But that’s exactly what the Fannie Mae/Freddie Mac federal bailout does. The two housing hermaphrodites will be able – actually be compelled – to continue the reckless financing strategy that has taken them, and much of the global financial system with them, to the edge of calamity.
Oh, goody, we are told, the two “F’s” won’t be able to do any more lobbying – on which they spent $170 million in the past decade – and their new CEOs will take big pay cuts.
But consider this fine print from the agreement (the last graf):
“Each [government-sponsored enterprise’s] retained mortgages and mortgage-backed securities portfolio shall not exceed $850 billon as of Dec. 31, 2009, and shall decline by 10% per year until it reaches $250 billion.”
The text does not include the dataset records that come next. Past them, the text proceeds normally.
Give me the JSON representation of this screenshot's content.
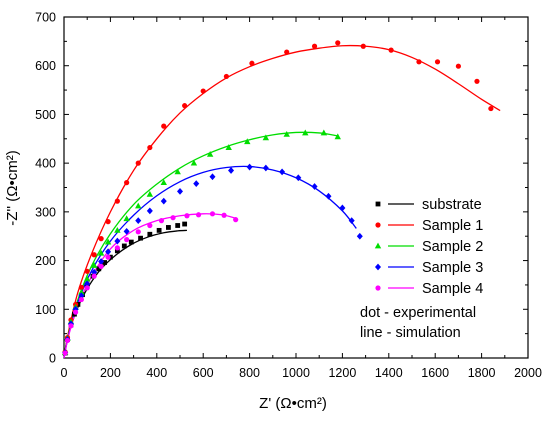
{
  "chart_data": {
    "type": "scatter",
    "title": "",
    "xlabel": "Z' (Ω•cm²)",
    "ylabel": "-Z'' (Ω•cm²)",
    "xlim": [
      0,
      2000
    ],
    "ylim": [
      0,
      700
    ],
    "xticks": [
      0,
      200,
      400,
      600,
      800,
      1000,
      1200,
      1400,
      1600,
      1800,
      2000
    ],
    "yticks": [
      0,
      100,
      200,
      300,
      400,
      500,
      600,
      700
    ],
    "grid": false,
    "legend_position": "right",
    "series": [
      {
        "name": "substrate",
        "color": "#000000",
        "marker": "square",
        "points": [
          [
            5,
            10
          ],
          [
            15,
            38
          ],
          [
            30,
            68
          ],
          [
            45,
            90
          ],
          [
            60,
            110
          ],
          [
            80,
            130
          ],
          [
            100,
            150
          ],
          [
            125,
            168
          ],
          [
            150,
            183
          ],
          [
            175,
            196
          ],
          [
            200,
            207
          ],
          [
            230,
            220
          ],
          [
            260,
            230
          ],
          [
            290,
            238
          ],
          [
            330,
            246
          ],
          [
            370,
            254
          ],
          [
            410,
            262
          ],
          [
            450,
            268
          ],
          [
            490,
            272
          ],
          [
            520,
            275
          ]
        ],
        "fit": [
          [
            0,
            0
          ],
          [
            8,
            25
          ],
          [
            20,
            50
          ],
          [
            40,
            80
          ],
          [
            70,
            115
          ],
          [
            110,
            150
          ],
          [
            160,
            183
          ],
          [
            220,
            210
          ],
          [
            290,
            233
          ],
          [
            360,
            248
          ],
          [
            430,
            257
          ],
          [
            490,
            261
          ],
          [
            530,
            262
          ]
        ]
      },
      {
        "name": "Sample 1",
        "color": "#ff0000",
        "marker": "circle",
        "points": [
          [
            5,
            12
          ],
          [
            15,
            42
          ],
          [
            30,
            78
          ],
          [
            50,
            110
          ],
          [
            75,
            145
          ],
          [
            100,
            178
          ],
          [
            130,
            212
          ],
          [
            160,
            245
          ],
          [
            190,
            280
          ],
          [
            230,
            322
          ],
          [
            270,
            360
          ],
          [
            320,
            400
          ],
          [
            370,
            432
          ],
          [
            430,
            476
          ],
          [
            520,
            518
          ],
          [
            600,
            548
          ],
          [
            700,
            578
          ],
          [
            810,
            605
          ],
          [
            960,
            628
          ],
          [
            1080,
            640
          ],
          [
            1180,
            647
          ],
          [
            1290,
            640
          ],
          [
            1410,
            632
          ],
          [
            1530,
            608
          ],
          [
            1610,
            608
          ],
          [
            1700,
            599
          ],
          [
            1780,
            568
          ],
          [
            1840,
            512
          ]
        ],
        "fit": [
          [
            0,
            0
          ],
          [
            20,
            55
          ],
          [
            60,
            135
          ],
          [
            120,
            215
          ],
          [
            200,
            300
          ],
          [
            300,
            385
          ],
          [
            400,
            450
          ],
          [
            500,
            503
          ],
          [
            600,
            543
          ],
          [
            700,
            575
          ],
          [
            800,
            598
          ],
          [
            900,
            615
          ],
          [
            1000,
            628
          ],
          [
            1100,
            636
          ],
          [
            1200,
            641
          ],
          [
            1300,
            640
          ],
          [
            1400,
            633
          ],
          [
            1500,
            617
          ],
          [
            1600,
            593
          ],
          [
            1700,
            563
          ],
          [
            1800,
            531
          ],
          [
            1880,
            508
          ]
        ]
      },
      {
        "name": "Sample 2",
        "color": "#00dd00",
        "marker": "triangle",
        "points": [
          [
            5,
            11
          ],
          [
            15,
            40
          ],
          [
            30,
            74
          ],
          [
            50,
            104
          ],
          [
            75,
            135
          ],
          [
            100,
            162
          ],
          [
            130,
            190
          ],
          [
            160,
            215
          ],
          [
            190,
            238
          ],
          [
            230,
            262
          ],
          [
            270,
            286
          ],
          [
            320,
            312
          ],
          [
            370,
            336
          ],
          [
            430,
            360
          ],
          [
            490,
            382
          ],
          [
            560,
            400
          ],
          [
            630,
            418
          ],
          [
            710,
            432
          ],
          [
            790,
            444
          ],
          [
            870,
            452
          ],
          [
            960,
            459
          ],
          [
            1040,
            462
          ],
          [
            1120,
            462
          ],
          [
            1180,
            454
          ]
        ],
        "fit": [
          [
            0,
            0
          ],
          [
            20,
            50
          ],
          [
            60,
            120
          ],
          [
            120,
            190
          ],
          [
            200,
            255
          ],
          [
            300,
            315
          ],
          [
            400,
            357
          ],
          [
            500,
            390
          ],
          [
            600,
            415
          ],
          [
            700,
            434
          ],
          [
            800,
            448
          ],
          [
            900,
            458
          ],
          [
            1000,
            463
          ],
          [
            1100,
            462
          ],
          [
            1180,
            456
          ]
        ]
      },
      {
        "name": "Sample 3",
        "color": "#0000ff",
        "marker": "diamond",
        "points": [
          [
            5,
            11
          ],
          [
            15,
            38
          ],
          [
            30,
            70
          ],
          [
            50,
            100
          ],
          [
            75,
            128
          ],
          [
            100,
            152
          ],
          [
            130,
            176
          ],
          [
            160,
            198
          ],
          [
            190,
            218
          ],
          [
            230,
            240
          ],
          [
            270,
            260
          ],
          [
            320,
            282
          ],
          [
            370,
            302
          ],
          [
            430,
            322
          ],
          [
            500,
            342
          ],
          [
            570,
            358
          ],
          [
            640,
            372
          ],
          [
            720,
            385
          ],
          [
            800,
            392
          ],
          [
            870,
            390
          ],
          [
            940,
            382
          ],
          [
            1010,
            370
          ],
          [
            1080,
            352
          ],
          [
            1140,
            332
          ],
          [
            1200,
            308
          ],
          [
            1240,
            282
          ],
          [
            1275,
            250
          ]
        ],
        "fit": [
          [
            0,
            0
          ],
          [
            20,
            48
          ],
          [
            60,
            115
          ],
          [
            120,
            180
          ],
          [
            200,
            240
          ],
          [
            300,
            293
          ],
          [
            400,
            333
          ],
          [
            500,
            362
          ],
          [
            600,
            381
          ],
          [
            700,
            391
          ],
          [
            800,
            393
          ],
          [
            900,
            386
          ],
          [
            1000,
            370
          ],
          [
            1100,
            343
          ],
          [
            1200,
            302
          ],
          [
            1260,
            266
          ]
        ]
      },
      {
        "name": "Sample 4",
        "color": "#ff00ff",
        "marker": "circle",
        "points": [
          [
            5,
            10
          ],
          [
            15,
            36
          ],
          [
            30,
            66
          ],
          [
            50,
            94
          ],
          [
            75,
            120
          ],
          [
            100,
            144
          ],
          [
            130,
            168
          ],
          [
            160,
            188
          ],
          [
            190,
            207
          ],
          [
            230,
            226
          ],
          [
            270,
            243
          ],
          [
            320,
            259
          ],
          [
            370,
            272
          ],
          [
            420,
            282
          ],
          [
            470,
            288
          ],
          [
            530,
            292
          ],
          [
            580,
            294
          ],
          [
            640,
            296
          ],
          [
            690,
            293
          ],
          [
            740,
            284
          ]
        ],
        "fit": [
          [
            0,
            0
          ],
          [
            20,
            46
          ],
          [
            60,
            108
          ],
          [
            120,
            168
          ],
          [
            200,
            224
          ],
          [
            300,
            262
          ],
          [
            400,
            282
          ],
          [
            500,
            292
          ],
          [
            600,
            296
          ],
          [
            680,
            294
          ],
          [
            740,
            287
          ]
        ]
      }
    ],
    "annotations": [
      "dot  - experimental",
      "line - simulation"
    ]
  }
}
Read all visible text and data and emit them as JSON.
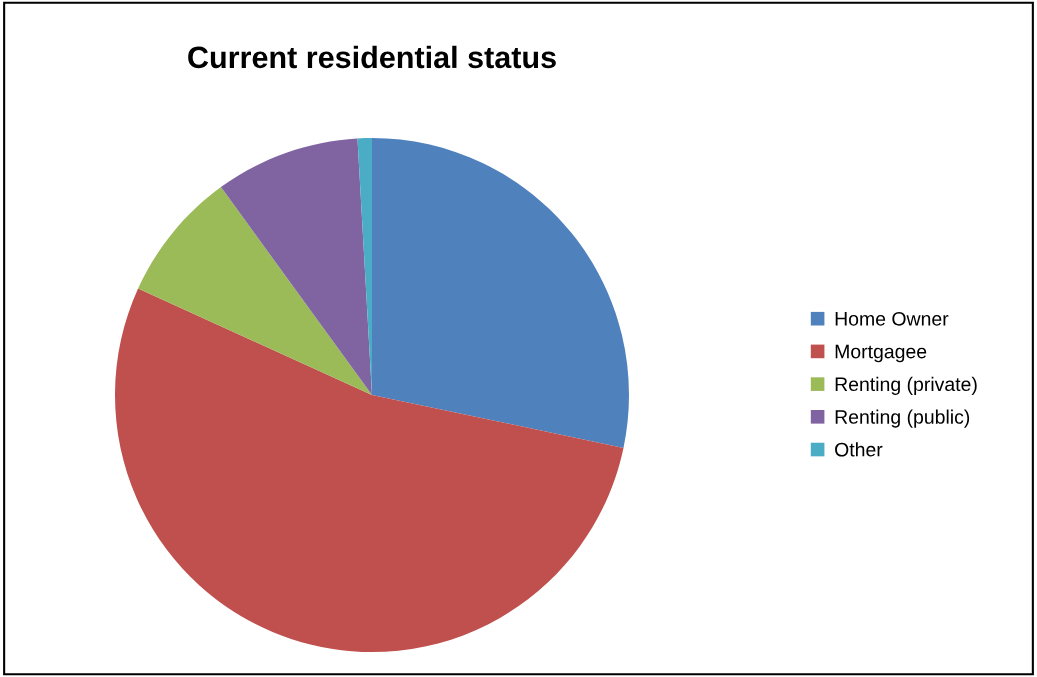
{
  "chart_data": {
    "type": "pie",
    "title": "Current residential status",
    "categories": [
      "Home Owner",
      "Mortgagee",
      "Renting (private)",
      "Renting (public)",
      "Other"
    ],
    "values": [
      28.3,
      53.5,
      8.2,
      9.1,
      0.9
    ],
    "colors": [
      "#4f81bd",
      "#c0504d",
      "#9bbb59",
      "#8064a2",
      "#4bacc6"
    ],
    "legend": "right"
  }
}
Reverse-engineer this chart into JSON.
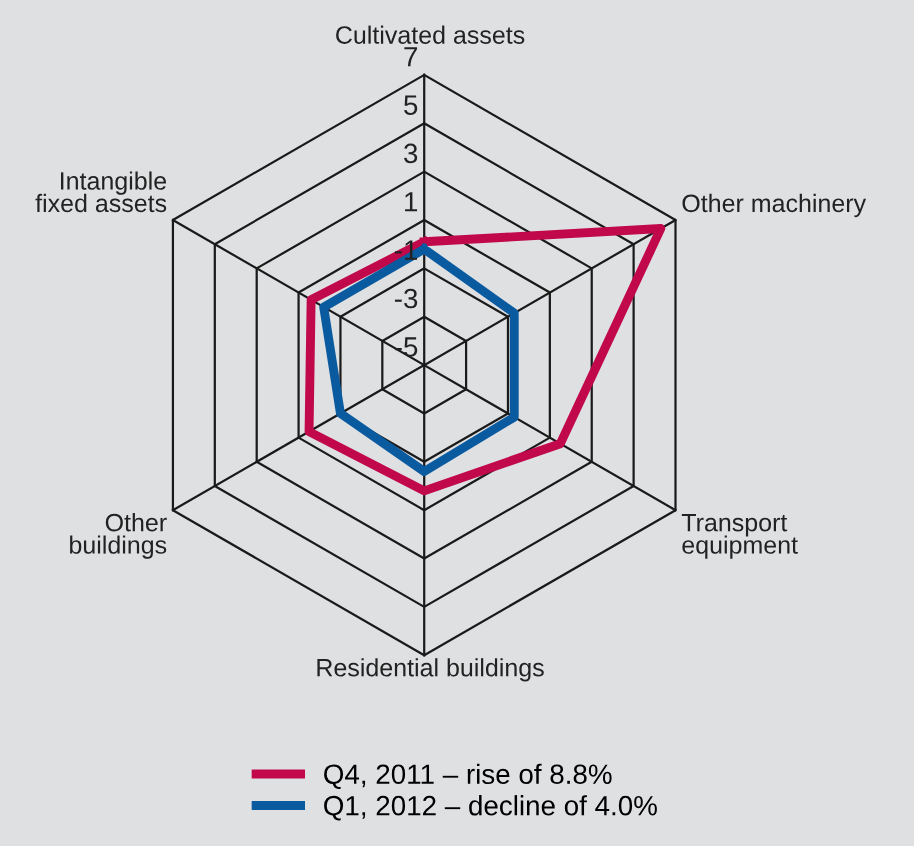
{
  "chart_data": {
    "type": "radar",
    "categories": [
      "Cultivated assets",
      "Other machinery",
      "Transport\nequipment",
      "Residential buildings",
      "Other\nbuildings",
      "Intangible\nfixed assets"
    ],
    "ylim": [
      -5,
      7
    ],
    "yticks": [
      -5,
      -3,
      -1,
      1,
      3,
      5,
      7
    ],
    "legend": "bottom",
    "grid": true,
    "series": [
      {
        "name": "Q4, 2011 – rise of 8.8%",
        "color": "#c0084a",
        "values": [
          0.1,
          6.3,
          1.5,
          0.2,
          0.5,
          0.4
        ]
      },
      {
        "name": "Q1, 2012 – decline of 4.0%",
        "color": "#0a5aa0",
        "values": [
          -0.2,
          -0.7,
          -0.7,
          -0.6,
          -1.0,
          -0.2
        ]
      }
    ]
  }
}
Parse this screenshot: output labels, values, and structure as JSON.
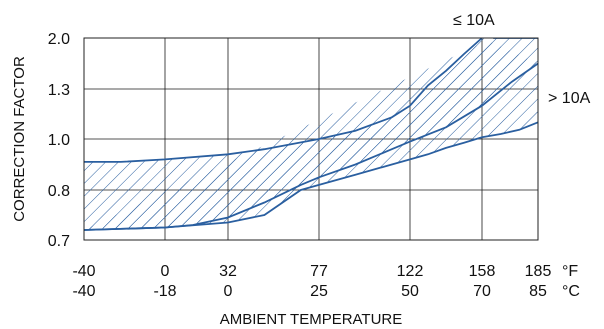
{
  "chart_data": {
    "type": "area",
    "title": "",
    "xlabel": "AMBIENT TEMPERATURE",
    "ylabel": "CORRECTION FACTOR",
    "y_ticks": [
      "2.0",
      "1.3",
      "1.0",
      "0.8",
      "0.7"
    ],
    "y_tick_values": [
      2.0,
      1.3,
      1.0,
      0.8,
      0.7
    ],
    "x_ticks_f": [
      "-40",
      "0",
      "32",
      "77",
      "122",
      "158",
      "185"
    ],
    "x_ticks_c": [
      "-40",
      "-18",
      "0",
      "25",
      "50",
      "70",
      "85"
    ],
    "x_unit_f": "°F",
    "x_unit_c": "°C",
    "x_range_c": [
      -40,
      85
    ],
    "grid": true,
    "series": [
      {
        "name": "≤ 10A",
        "upper": [
          [
            -40,
            0.91
          ],
          [
            -30,
            0.91
          ],
          [
            -18,
            0.92
          ],
          [
            0,
            0.94
          ],
          [
            10,
            0.96
          ],
          [
            25,
            1.0
          ],
          [
            35,
            1.05
          ],
          [
            45,
            1.13
          ],
          [
            50,
            1.2
          ],
          [
            55,
            1.35
          ],
          [
            60,
            1.55
          ],
          [
            65,
            1.78
          ],
          [
            70,
            2.0
          ]
        ],
        "lower": [
          [
            -40,
            0.72
          ],
          [
            -18,
            0.725
          ],
          [
            -10,
            0.73
          ],
          [
            0,
            0.745
          ],
          [
            10,
            0.775
          ],
          [
            20,
            0.82
          ],
          [
            25,
            0.85
          ],
          [
            35,
            0.9
          ],
          [
            45,
            0.96
          ],
          [
            50,
            0.99
          ],
          [
            60,
            1.07
          ],
          [
            70,
            1.2
          ],
          [
            78,
            1.4
          ],
          [
            85,
            1.65
          ]
        ]
      },
      {
        "name": "> 10A",
        "upper": [
          [
            73,
            2.0
          ],
          [
            80,
            2.0
          ],
          [
            85,
            2.0
          ]
        ],
        "lower": [
          [
            -40,
            0.72
          ],
          [
            -18,
            0.725
          ],
          [
            0,
            0.735
          ],
          [
            10,
            0.75
          ],
          [
            20,
            0.8
          ],
          [
            25,
            0.82
          ],
          [
            35,
            0.86
          ],
          [
            45,
            0.9
          ],
          [
            50,
            0.92
          ],
          [
            55,
            0.94
          ],
          [
            60,
            0.965
          ],
          [
            65,
            0.985
          ],
          [
            70,
            1.01
          ],
          [
            75,
            1.03
          ],
          [
            80,
            1.055
          ],
          [
            85,
            1.1
          ]
        ]
      }
    ],
    "annotations": [
      "≤ 10A",
      "> 10A"
    ]
  },
  "colors": {
    "curve": "#2a5fa0",
    "grid": "#1a1a1a",
    "axis": "#222222"
  }
}
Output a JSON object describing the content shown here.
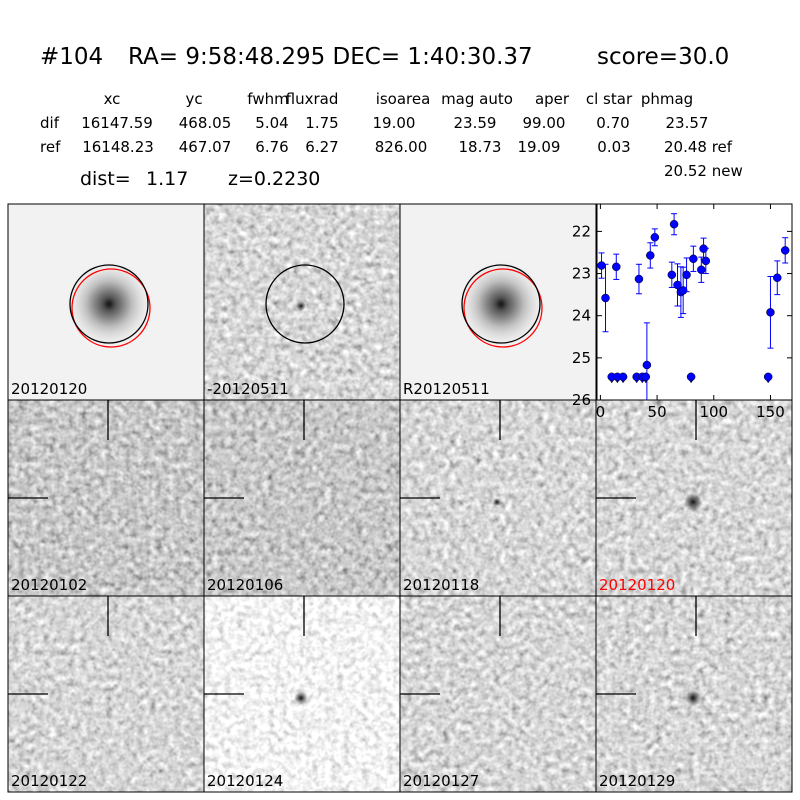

With the two F’s total liability standing at about $6 trillion – counting mortgages they both own and back – how are they going to shrink that staggering pile of obligations down to $1.7 trillion ($850 billion x 2) in a year-plus?
For at least a couple more years, the real estate market will continue to be pulled downward as the second-wave crisis kicks in – the so-called “Alt-A” loans that were turbo-dispensed in the years leading up to the current mess. These no- or low-interest introductory loans, which are automatically kicking into punishing “resets” that will continue till about 2010, are a financial time bomb. To try to prevent a megaton detonation, the two F’s will have to take over foreclosed Alt-A’s that it backed. As they do that – with seemingly unlimited taxpayer dollars -- how will they manage to reduce their mountainous obligations?
Treasury Secretary Hank Paulson won’t be around to have to answer for the virtually certain failure. In the bailout language he crafted or at least approved, the most time-certain word is “until.” Until when – hell freezes over?